Cube the butter and set it in the freezer while you prepare the rest of the ingredients. Alternatively, you could grate the butter with a cheese grater.
Whisk the dry ingredients together: 2 cups ap flour; 1/4 cup cocoa flour; 1/4 cup sugar; 1 tablespoon baking powder; 1 teaspoon cardamom; 1/4 teaspoon salt.
Whisk the wet ingredients together: 1 egg; 1/2 cup Greek yogurt; 4 tablespoons milk.
Cut the butter into the dry ingredients using a pastry cutter until it resembles pea gravel. If you don't have a pastry cutter, you can use your fingers to work the butter into the flour.
Pour the wet ingredients into the dry ingredients. Mix together until it starts to look shaggy. At this point, you can start to form the dough ball with your hands. As you form the ball, you'll notice that some of the mixture falls away. Work this into the ball as best you can.
Once you have formed the dough ball, I like to do a bit of laminating. I'll flatten the ball down, fold it over, then flatten again. Do this three times and then form it back into a ball. Slice this larger ball in half and form the two halves into smaller balls.
On your prepared pan, flatten each of the smaller dough balls into roughly six-inch disks, keeping them as circular as possible. Once you have these formed, cut the circles into six triangles. Don't worry if they are not equal pieces. Pull them apart about 1 inch so the sides will bake up nicely. If you want softer sides, you can leave the scones close together.

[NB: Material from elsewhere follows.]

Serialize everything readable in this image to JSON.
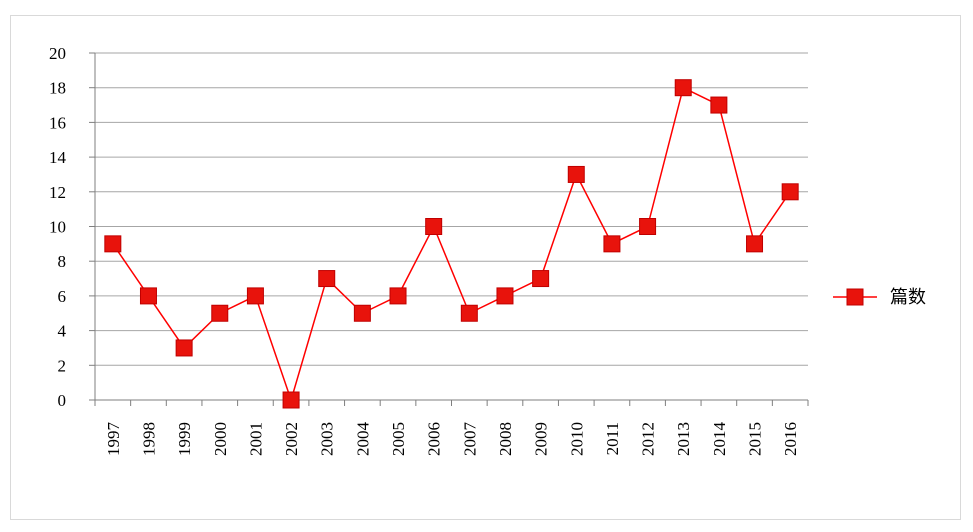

Stick the tray with the scones into the refrigerator for 20 minutes. Preheat the oven to 350. Once the scones have chilled for 20 minutes, bake them for 20 minutes. You won't be able to see if they are golden brown, but they won't look shiny anymore. They will have more of a matte finish to them.
While the scones are cooling down, go ahead and mix the glaze. Because I wanted to cover these scones a bit more in glaze, I made a double batch. In a small mixing bowl, mix together 1 1/2 cups powdered sugar, 2 tablespoons of heavy cream or whole milk, and 3 teaspoons of vanilla bean paste or extract. You may find that you need to add a bit more heavy cream if the glaze seems a bit thick. Don't add too much extra at once; you don't want it to be too thin. We want the glaze to pour out like honey to cover the scone and not have it fall off the scone too much. WAIT UNTIL THE SCONES ARE COMPLETELY COOLED OFF BEFORE ADDING THE GLAZE. If the scones are too hot, the glaze will melt away.
Enjoy your scones with a cup of coffee for breakfast, or just as a snack. Or some nights, even dinner. I won't judge.